The phrase LOL was invented for pictures like this...
Keir got a response to his email to the lovely Jenny Willott, MP for Cardiff Central, her of the new baby possibly conceived on the expensive bed that the taxpayer paid for. (It was so expensive, she claimed, to much derision at pre-election hustings, so it could be disassembled and got up the stairs of her terraced house. Anyone fancy getting onto Ikea and finding one cheaper for her?)
Keir was surprised actually, as until a frenetic few days of activity in the last week or so of October, she hadn't updated her website on any issues affecting her constituents; especially issues, such as the publication of the Browne Report affecting the ones that put her in place in 2005 and kept her their in 2010: students. (Something she still is yet to do)
2nd November 2010
Dear Mr. Hardie,
Thank you for your email about the Browne Review into tuition fees.
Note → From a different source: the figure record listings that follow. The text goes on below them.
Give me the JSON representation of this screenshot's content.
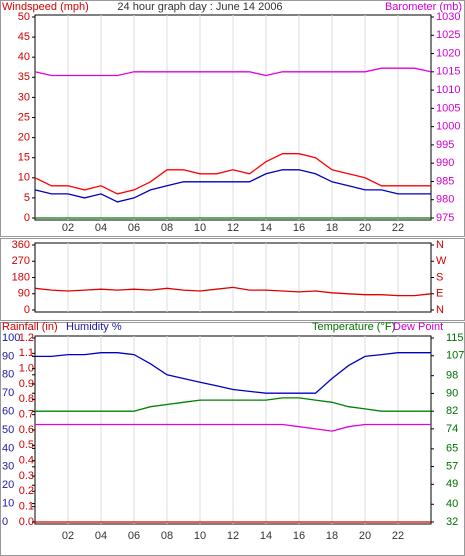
{
  "chart_data": [
    {
      "type": "line",
      "title": "24 hour graph day : June 14 2006",
      "ylabel": "Windspeed (mph)",
      "y2label": "Barometer (mb)",
      "x": [
        0,
        1,
        2,
        3,
        4,
        5,
        6,
        7,
        8,
        9,
        10,
        11,
        12,
        13,
        14,
        15,
        16,
        17,
        18,
        19,
        20,
        21,
        22,
        23,
        24
      ],
      "xticks": [
        {
          "value": 2,
          "label": "02"
        },
        {
          "value": 4,
          "label": "04"
        },
        {
          "value": 6,
          "label": "06"
        },
        {
          "value": 8,
          "label": "08"
        },
        10,
        12,
        14,
        16,
        18,
        20,
        22
      ],
      "ylim": [
        0,
        50
      ],
      "yticks": [
        0,
        5,
        10,
        15,
        20,
        25,
        30,
        35,
        40,
        45,
        50
      ],
      "y2lim": [
        975,
        1030
      ],
      "y2ticks": [
        975,
        980,
        985,
        990,
        995,
        1000,
        1005,
        1010,
        1015,
        1020,
        1025,
        1030
      ],
      "grid": true,
      "series": [
        {
          "color": "#ff0000",
          "values": [
            10,
            8,
            8,
            7,
            8,
            6,
            7,
            9,
            12,
            12,
            11,
            11,
            12,
            11,
            14,
            16,
            16,
            15,
            12,
            11,
            10,
            8,
            8,
            8,
            8
          ]
        },
        {
          "color": "#0000c0",
          "values": [
            7,
            6,
            6,
            5,
            6,
            4,
            5,
            7,
            8,
            9,
            9,
            9,
            9,
            9,
            11,
            12,
            12,
            11,
            9,
            8,
            7,
            7,
            6,
            6,
            6
          ]
        },
        {
          "color": "#008000",
          "values": [
            0,
            0,
            0,
            0,
            0,
            0,
            0,
            0,
            0,
            0,
            0,
            0,
            0,
            0,
            0,
            0,
            0,
            0,
            0,
            0,
            0,
            0,
            0,
            0,
            0
          ]
        },
        {
          "color": "#e000e0",
          "axis": "y2",
          "values": [
            1015,
            1014,
            1014,
            1014,
            1014,
            1014,
            1015,
            1015,
            1015,
            1015,
            1015,
            1015,
            1015,
            1015,
            1014,
            1015,
            1015,
            1015,
            1015,
            1015,
            1015,
            1016,
            1016,
            1016,
            1015
          ]
        }
      ]
    },
    {
      "type": "line",
      "x": [
        0,
        1,
        2,
        3,
        4,
        5,
        6,
        7,
        8,
        9,
        10,
        11,
        12,
        13,
        14,
        15,
        16,
        17,
        18,
        19,
        20,
        21,
        22,
        23,
        24
      ],
      "ylim": [
        0,
        360
      ],
      "yticks": [
        0,
        90,
        180,
        270,
        360
      ],
      "y2lim": [
        0,
        360
      ],
      "y2ticks": [
        {
          "value": 0,
          "label": "N"
        },
        {
          "value": 90,
          "label": "E"
        },
        {
          "value": 180,
          "label": "S"
        },
        {
          "value": 270,
          "label": "W"
        },
        {
          "value": 360,
          "label": "N"
        }
      ],
      "grid": true,
      "series": [
        {
          "color": "#e00000",
          "values": [
            120,
            110,
            105,
            110,
            115,
            110,
            115,
            110,
            120,
            110,
            105,
            115,
            125,
            110,
            110,
            105,
            100,
            105,
            95,
            90,
            85,
            85,
            80,
            80,
            90
          ]
        }
      ]
    },
    {
      "type": "line",
      "x": [
        0,
        1,
        2,
        3,
        4,
        5,
        6,
        7,
        8,
        9,
        10,
        11,
        12,
        13,
        14,
        15,
        16,
        17,
        18,
        19,
        20,
        21,
        22,
        23,
        24
      ],
      "xticks": [
        {
          "value": 2,
          "label": "02"
        },
        {
          "value": 4,
          "label": "04"
        },
        {
          "value": 6,
          "label": "06"
        },
        {
          "value": 8,
          "label": "08"
        },
        10,
        12,
        14,
        16,
        18,
        20,
        22
      ],
      "ylim": [
        0,
        100
      ],
      "yticks": [
        0,
        10,
        20,
        30,
        40,
        50,
        60,
        70,
        80,
        90,
        100
      ],
      "y3lim": [
        0,
        1.2
      ],
      "y3ticks": [
        {
          "value": 0,
          "label": "0.0"
        },
        0.1,
        0.2,
        0.3,
        0.4,
        0.5,
        0.6,
        0.7,
        0.8,
        0.9,
        {
          "value": 1,
          "label": "1.0"
        },
        1.1,
        1.2
      ],
      "y2lim": [
        32,
        115
      ],
      "y2ticks": [
        32,
        40,
        49,
        57,
        65,
        74,
        82,
        90,
        98,
        107,
        115
      ],
      "grid": true,
      "series": [
        {
          "name": "Rainfall (in)",
          "color": "#e00000",
          "axis": "y3",
          "values": [
            0,
            0,
            0,
            0,
            0,
            0,
            0,
            0,
            0,
            0,
            0,
            0,
            0,
            0,
            0,
            0,
            0,
            0,
            0,
            0,
            0,
            0,
            0,
            0,
            0
          ]
        },
        {
          "name": "Humidity %",
          "color": "#0000c0",
          "values": [
            90,
            90,
            91,
            91,
            92,
            92,
            91,
            86,
            80,
            78,
            76,
            74,
            72,
            71,
            70,
            70,
            70,
            70,
            78,
            85,
            90,
            91,
            92,
            92,
            92
          ]
        },
        {
          "name": "Temperature (°F)",
          "color": "#008000",
          "axis": "y2",
          "values": [
            82,
            82,
            82,
            82,
            82,
            82,
            82,
            84,
            85,
            86,
            87,
            87,
            87,
            87,
            87,
            88,
            88,
            87,
            86,
            84,
            83,
            82,
            82,
            82,
            82
          ]
        },
        {
          "name": "Dew Point",
          "color": "#e000e0",
          "axis": "y2",
          "values": [
            76,
            76,
            76,
            76,
            76,
            76,
            76,
            76,
            76,
            76,
            76,
            76,
            76,
            76,
            76,
            76,
            75,
            74,
            73,
            75,
            76,
            76,
            76,
            76,
            76
          ]
        }
      ]
    }
  ]
}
I absolutely understand your concern, I’ve campaigned against tuition fees throughout my time as an MP and long before I entered Parliament. I believe that university education should be available to everyone, regardless of their financial circumstances and I was therefore very happy to sign the NUS pledge in the election.
Towards the end of the last Parliament, Labour’s Secretary of State for Business, Lord Mandelson, commissioned Lord Browne to look into increasing fees. It is clear that Labour, who introduced Top-Up Fees in 2004 despite their manifesto promise not to, were seriously considering raising or even abolishing the cap on fees.
As you know, Lord Browne has now published his report and recommended abolishing the cap all together to allow universities to create a ‘market for education’. His review assumes that those who go to the best universities will earn more when they graduate and therefore these universities should be able to charge higher fees.
I do not support this approach. For a start many highly educated and intelligent people choose to become teachers, nurses or other public sector workers, or work in the charitable sector and will not make more money from going to a top university. I want to encourage the best people to study at the best universities and take up these types of jobs, not force them to choose between being able to pay off their debts or accepting a job which is of great benefit to society.
As a result I disagree with much of the Browne Review and, if it were to be implemented in full would absolutely vote against it. However, the Browne Review is an independent report and the Government has not yet announced what it plans to do. I, along with my Lib Dem colleagues, am currently lobbying Ministers to try to ensure that the final proposals do not burden students with further debt or prevent people from less affluent backgrounds from attending university.
I will not support an increase in tuition fees, but would like to see what the Government proposes first before deciding exactly what I will do.
I hope that this helps to explain my position. Please don’t hesitate to get in touch if I can help further on this or any other issue.
Jenny Willott MP, Cardiff CentralKeir has emboldened and underlined the most salient issues in her response. She starts off with a nice bit of blame Labour. Yes there is evidence that Labour wanted a review of HE funding. They launched the report process. This is where her attempts at equivalence fall down, because so what if Labour were considering it? (Whether they were or were not is immaterial really) Does that make it OK for the Coalition to do it? Anyway, she is part of a government that IS raising the cap on tuition fees, not considering it.
She goes on to build a nice little get out clause, of course she would vote against the Browne report if implemented in full (which it almost certainly won't be). Leaves her a nice little grey area, and she ends on a cop out too, she 'will not support tuition fee increase, but...'. That isn't a flat out refusal to support it, that is deft footwork that Gareth Bale would be proud of.
If she does vote in support of raising tuition fees, then not only will the outgoing Lib Dem Jenny Randerson be replaced by the excellent Labour campaigner Jenny Rathbone in the Senedd elections next May, but come the first Thursday in May 2014/15 then Jenny Willott will be looking for another (well, her first *real*) job.
And in closing, this from a seasoned campaigner in Cardiff Central, where a mixture of faux outrage about student fees, Iraq, and their silly little focus campaigns helped them win in 2005 and just about hold on last time:
In[sic] student fees I love this quote from a Lib Dem in the local newspaper in 2004: "Cardiff's residents should see the recent rebellion by Labour MP Jon Owen Jones for what it is - a cynical attempt to win votes at the next general election" - forgive me for interpreting Jenny Willott's declared intention to vote against fees in exactly the same way.